Family Time

Two low-risk relationship games to deepen your bonds with those you love

I had an intense argument with my best friend a few months ago. There were unkind words said. My typical behaviour would have been to put some distance between us in the hopes that time apart would magically mend our relationship.

Instead, I used my authentic relating (AR) “superpowers” than acting in the usual mode. Leaning into our connection and introducing an authentic relating game helped us process what had just transpired and deepened our friendship. 

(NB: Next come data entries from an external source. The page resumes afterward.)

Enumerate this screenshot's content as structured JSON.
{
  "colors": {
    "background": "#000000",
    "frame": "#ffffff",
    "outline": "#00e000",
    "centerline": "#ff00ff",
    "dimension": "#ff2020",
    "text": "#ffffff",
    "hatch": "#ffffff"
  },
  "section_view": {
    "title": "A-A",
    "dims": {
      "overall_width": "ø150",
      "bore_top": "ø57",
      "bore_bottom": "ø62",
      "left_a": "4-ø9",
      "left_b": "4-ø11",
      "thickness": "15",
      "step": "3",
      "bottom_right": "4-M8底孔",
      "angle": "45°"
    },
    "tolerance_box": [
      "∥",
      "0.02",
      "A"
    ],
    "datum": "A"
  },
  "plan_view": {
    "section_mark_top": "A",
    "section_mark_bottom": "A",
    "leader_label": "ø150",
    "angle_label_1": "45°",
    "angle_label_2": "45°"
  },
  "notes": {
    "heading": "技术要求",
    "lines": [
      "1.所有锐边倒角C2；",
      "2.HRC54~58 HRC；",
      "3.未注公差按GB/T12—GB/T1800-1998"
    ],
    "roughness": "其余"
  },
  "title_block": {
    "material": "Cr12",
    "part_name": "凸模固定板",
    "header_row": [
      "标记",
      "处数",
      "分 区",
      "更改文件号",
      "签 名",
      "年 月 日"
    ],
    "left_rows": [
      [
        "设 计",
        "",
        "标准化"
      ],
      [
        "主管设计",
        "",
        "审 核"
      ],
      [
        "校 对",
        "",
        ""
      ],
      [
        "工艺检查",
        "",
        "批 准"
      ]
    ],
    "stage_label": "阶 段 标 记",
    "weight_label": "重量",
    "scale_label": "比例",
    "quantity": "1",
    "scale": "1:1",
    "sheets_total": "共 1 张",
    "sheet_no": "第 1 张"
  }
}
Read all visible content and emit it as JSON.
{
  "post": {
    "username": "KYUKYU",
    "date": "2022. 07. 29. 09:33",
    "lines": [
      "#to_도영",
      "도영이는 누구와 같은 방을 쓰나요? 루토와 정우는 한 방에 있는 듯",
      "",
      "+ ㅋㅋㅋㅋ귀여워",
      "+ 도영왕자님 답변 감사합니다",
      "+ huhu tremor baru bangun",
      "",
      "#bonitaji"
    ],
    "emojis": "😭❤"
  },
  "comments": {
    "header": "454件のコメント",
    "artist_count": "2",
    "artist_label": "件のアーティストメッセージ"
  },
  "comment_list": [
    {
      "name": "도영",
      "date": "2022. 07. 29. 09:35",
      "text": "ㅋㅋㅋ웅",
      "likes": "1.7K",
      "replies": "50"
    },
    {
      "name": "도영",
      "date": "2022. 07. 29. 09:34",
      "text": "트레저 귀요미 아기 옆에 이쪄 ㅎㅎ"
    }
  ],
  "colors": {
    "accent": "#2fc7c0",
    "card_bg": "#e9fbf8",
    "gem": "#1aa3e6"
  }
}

We took it more slowly, giving each other uninterrupted time to share our experiences. We discovered the deeper cause of our argument while paying close attention to one another. As we greet each other and let go of our presumptions, we got a deeper understanding of each other. 

In our culture, it is assumed that we no longer need to maintain our existing relationships. They simply are. But by doing that, it makes room for apathy and boredom to infiltrate the relationship. Instead of the initial phase of the relationship’s excitement, exploration, and joy, the connection develops into more of a secure harbour, which is practical and an amenity.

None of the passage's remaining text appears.